Directed Energy Weapons
Directed energy weapons, such as lasers, are frequently proposed as a solution to drone threats. However, their current battlefield value is limited due to the need for significant breakthroughs in power generation or storage. Even the most powerful directed energy weapons in service today require several seconds of sustained fire to bring down a single airborne drone, which is insufficient for saturation attacks or high-volume drone swarms. While they may eventually complement or replace kinetic solutions, their effectiveness currently depends on advancements in power supply.
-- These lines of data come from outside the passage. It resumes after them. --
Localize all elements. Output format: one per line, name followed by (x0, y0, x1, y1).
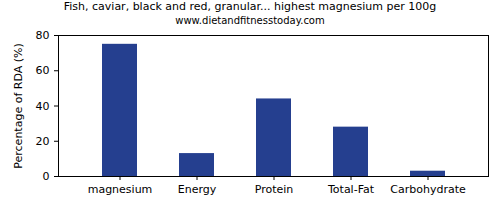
svg-text:Carbohydrate: Carbohydrate (390, 183, 466, 196)
svg-text:40: 40 (36, 100, 50, 113)
svg-text:80: 80 (36, 29, 50, 42)
svg-text:Total-Fat: Total-Fat (327, 183, 375, 196)
svg-text:20: 20 (36, 135, 50, 148)
svg-text:0: 0 (43, 170, 50, 183)
svg-text:Percentage of RDA (%): Percentage of RDA (%) (12, 43, 25, 168)
html-text:www.dietandfitnesstoday.com: www.dietandfitnesstoday.com (175, 15, 325, 26)
svg-text:magnesium: magnesium (88, 183, 153, 196)
svg-text:Energy: Energy (178, 183, 217, 196)
svg-text:60: 60 (36, 64, 50, 77)
svg-text:Protein: Protein (255, 183, 294, 196)
html-text:Fish, caviar, black and red, g: Fish, caviar, black and red, granular...… (63, 0, 437, 13)
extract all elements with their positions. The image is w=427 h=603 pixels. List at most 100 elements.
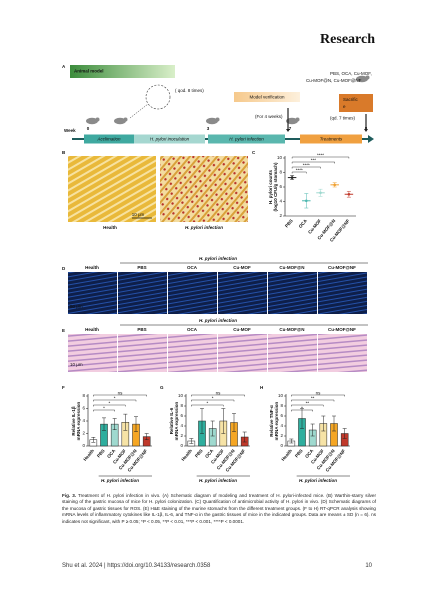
stage-label: Acclimation [96,137,121,142]
column-label: Cu-MOF@NF [328,327,356,332]
image-label: Health [103,225,117,230]
significance-bracket [291,394,345,397]
mouse-icon [215,117,220,122]
significance-bracket [291,171,307,174]
note: (qd. 7 times) [330,116,356,121]
column-label: Cu-MOF@N [279,265,304,270]
error-bar [242,431,247,443]
group-header: H. pylori infection [199,256,237,261]
y-axis-label: H. pylori counts [268,170,273,205]
significance-label: *** [311,158,317,163]
y-tick-label: 2 [279,213,282,218]
y-axis-label: (log10 CFU/g stomach) [273,162,278,212]
y-tick-label: 4 [180,423,183,428]
significance-bracket [291,399,335,402]
significance-label: * [108,401,110,406]
panel-label: H [260,385,263,390]
note: ( qod. 8 times) [175,88,204,93]
sacrifice-box [339,94,373,112]
sacrifice: Sacrific [343,97,359,102]
column-label: Cu-MOF [233,327,251,332]
micrograph [118,334,167,372]
micrograph [318,334,367,372]
mouse-icon [365,75,370,80]
y-tick-label: 4 [279,199,282,204]
error-bar [332,415,336,432]
significance-bracket [93,409,115,412]
week-label: Week [64,128,76,133]
x-tick-label: OCA [106,448,117,459]
significance-label: ** [306,401,310,406]
column-label: Cu-MOF [233,265,251,270]
y-tick-label: 0 [180,443,183,448]
y-tick-label: 0 [82,443,85,448]
x-tick-label: Health [82,448,95,462]
significance-bracket [291,166,321,169]
page-number: 10 [365,563,372,569]
arrow-head [364,129,368,132]
significance-label: * [103,406,105,411]
error-bar [189,438,194,444]
arrow-head [286,129,290,132]
zoom-line [129,103,149,119]
micrograph [168,272,217,314]
panel-label: A [62,64,66,69]
error-bar [300,408,304,429]
column-label: PBS [137,327,146,332]
stage-box [300,134,362,144]
y-tick-label: 2 [180,433,183,438]
significance-bracket [291,404,324,407]
image-label: H. pylori infection [185,225,223,230]
y-tick-label: 8 [180,403,183,408]
significance-label: * [206,401,208,406]
title-box [70,65,175,78]
y-axis-label: mRNA expression [274,401,279,440]
timeline-arrow [368,135,374,143]
zoom-circle [145,84,171,110]
y-axis-label: Relative TNF-α [269,405,274,437]
mouse-icon [206,117,218,125]
group-label: H. pylori infection [101,478,139,483]
group-header: H. pylori infection [199,318,237,323]
y-axis-label: Relative IL-1β [71,406,76,436]
caption-label: Fig. 3. [62,493,77,498]
journal-name: Research [320,32,375,47]
significance-label: * [114,396,116,401]
significance-bracket [291,161,335,164]
y-tick-label: 0 [280,443,283,448]
mouse-icon [356,75,368,83]
y-tick-label: 10 [178,393,184,398]
error-bar [304,193,309,209]
significance-label: **** [317,153,324,158]
significance-bracket [191,404,224,407]
significance-bracket [291,409,313,412]
panel-label: E [62,328,65,333]
error-bar [310,423,315,437]
error-bar [112,418,117,430]
error-bar [232,413,236,432]
column-label: Health [85,265,99,270]
footer-citation: Shu et al. 2024 | https://doi.org/10.341… [62,563,211,569]
y-tick-label: 8 [280,403,283,408]
y-tick-label: 6 [82,406,85,411]
y-tick-label: 8 [82,393,85,398]
column-label: OCA [187,327,198,332]
y-tick-label: 10 [277,155,283,160]
caption: Fig. 3. Treatment of H. pylori infection… [62,493,376,525]
stain-image [160,156,248,222]
mouse-icon [95,117,100,122]
mouse-icon [123,117,128,122]
column-label: PBS [137,265,146,270]
panel-label: G [160,385,164,390]
x-tick-label: PBS [96,448,106,458]
x-tick-label: Health [180,448,193,462]
x-tick-label: PBS [194,448,204,458]
significance-label: **** [296,168,303,173]
error-bar [134,416,138,432]
micrograph [218,272,267,314]
significance-label: ns [118,391,124,396]
panel-label: D [62,266,66,271]
mouse-icon [286,117,298,125]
Microwave-based systems also pose a risk of civilian casualties.
Challenges and Future Considerations
The advent of drone swarms represents a fundamental shift in military technology, creating what are described as unmanned hellscapes where offensive swarms are met by counter-swarms. A critical factor in survivability is whether the drone is controlled by a human or artificial intelligence (AI).
- Human-Controlled Drones: Human pilots face inherent limitations, including reaction times of 200-300 milliseconds for complex decisions, performance degradation due to fatigue, and moral hesitation that can delay or prevent engagement. Human weaknesses can be exploited through predictable behaviour patterns, decoys, or unexpected movements that force operators into situations where their judgment becomes a liability.
- AI-Controlled Drones: AI operates under different rules, processing visual data in microseconds without experiencing fatigue, fear, or moral conflict. AI executes mission parameters with mathematical precision and will pursue designated targets with unwavering focus, making escape significantly more challenging.
Given these challenges, the ability to detect early, jam first, and shoot only if necessary, leveraging cheap, scalable, and field-tested tools, is paramount for troops at the small unit level.